# Anyone watching Eastenders?



## AmandaB1971 (Feb 19, 2006)

Hi 

Just wondering if it's me or if anyone else thinks EE have gone too far tonight with the graphic storyline about Jason and Billy? 

I've switched it off because I think it's too gruesome and I think given that it's only 7.30 it's really bad and shouldn't have been allowed! 

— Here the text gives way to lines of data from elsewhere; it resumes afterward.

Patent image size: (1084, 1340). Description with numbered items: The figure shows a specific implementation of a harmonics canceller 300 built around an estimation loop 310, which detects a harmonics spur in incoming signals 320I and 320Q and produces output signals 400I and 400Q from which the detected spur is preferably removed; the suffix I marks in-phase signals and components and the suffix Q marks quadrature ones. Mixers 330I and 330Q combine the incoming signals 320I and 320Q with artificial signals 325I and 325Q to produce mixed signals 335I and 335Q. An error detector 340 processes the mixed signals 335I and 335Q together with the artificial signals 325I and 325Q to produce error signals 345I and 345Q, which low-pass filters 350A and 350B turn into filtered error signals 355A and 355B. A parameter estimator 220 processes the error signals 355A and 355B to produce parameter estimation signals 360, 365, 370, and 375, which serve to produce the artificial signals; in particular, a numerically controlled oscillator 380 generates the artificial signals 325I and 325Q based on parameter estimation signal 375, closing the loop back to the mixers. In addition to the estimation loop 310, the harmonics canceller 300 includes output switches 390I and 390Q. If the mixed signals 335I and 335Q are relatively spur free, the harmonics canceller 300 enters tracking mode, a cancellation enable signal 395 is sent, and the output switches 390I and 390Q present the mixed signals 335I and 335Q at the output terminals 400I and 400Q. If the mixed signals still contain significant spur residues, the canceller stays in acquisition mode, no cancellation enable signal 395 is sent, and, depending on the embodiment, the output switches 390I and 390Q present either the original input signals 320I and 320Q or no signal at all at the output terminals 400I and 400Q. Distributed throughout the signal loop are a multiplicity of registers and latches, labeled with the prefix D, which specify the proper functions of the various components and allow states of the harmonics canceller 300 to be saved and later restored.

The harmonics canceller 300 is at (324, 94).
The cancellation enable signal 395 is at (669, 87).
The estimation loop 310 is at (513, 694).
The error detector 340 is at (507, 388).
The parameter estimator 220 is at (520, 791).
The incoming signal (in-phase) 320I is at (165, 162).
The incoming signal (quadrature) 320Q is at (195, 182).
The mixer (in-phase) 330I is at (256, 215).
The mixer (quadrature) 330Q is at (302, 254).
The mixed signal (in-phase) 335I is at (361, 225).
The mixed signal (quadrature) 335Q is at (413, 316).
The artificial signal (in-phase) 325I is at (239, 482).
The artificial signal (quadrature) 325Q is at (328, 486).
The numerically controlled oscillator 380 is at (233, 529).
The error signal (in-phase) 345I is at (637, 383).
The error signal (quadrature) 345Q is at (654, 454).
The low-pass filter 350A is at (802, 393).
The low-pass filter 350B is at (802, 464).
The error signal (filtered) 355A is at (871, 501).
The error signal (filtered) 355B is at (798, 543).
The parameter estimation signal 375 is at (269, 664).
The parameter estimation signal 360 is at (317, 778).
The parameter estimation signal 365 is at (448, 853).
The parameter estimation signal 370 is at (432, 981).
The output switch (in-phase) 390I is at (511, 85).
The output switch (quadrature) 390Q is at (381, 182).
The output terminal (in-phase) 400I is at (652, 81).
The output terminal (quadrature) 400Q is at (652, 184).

What does anyone else think?

Axxxxxxxx


----------



## Bels (Aug 21, 2004)

Amanda,

It wasn't too bad ... no worse than Holby City in terms of blood ... and no violence.  Actually I thought it was one of the better episodes in a long time ...

Bels x


----------



## LizzyM (Feb 12, 2007)

It made me feel sick to be honest!!
I dont like things like that and i    like a baby at the end!
Maybe a bit much for 7.30pm


----------



## Tina xx (Aug 30, 2006)

I'm sorry, but it's going to be a really sad episode tomorrow


----------



## AmandaB1971 (Feb 19, 2006)

LizzyM said:


> It made me feel sick to be honest!!
> I dont like things like that and i   like a baby at the end!
> Maybe a bit much for 7.30pm


Me too.  I hated to hear Jay in the back of that van screaming and shouting for his Dad, it was horrible.

I'm gonna give it a wide berth for a while longer til it's all settled down,

Axxxxx


----------



## Tina xx (Aug 30, 2006)

To be honest I don't watch the soaps anymore, bit fed up of no happy endings. I know that it's supposed to reflect real life, but do they think that no one ends up happy


----------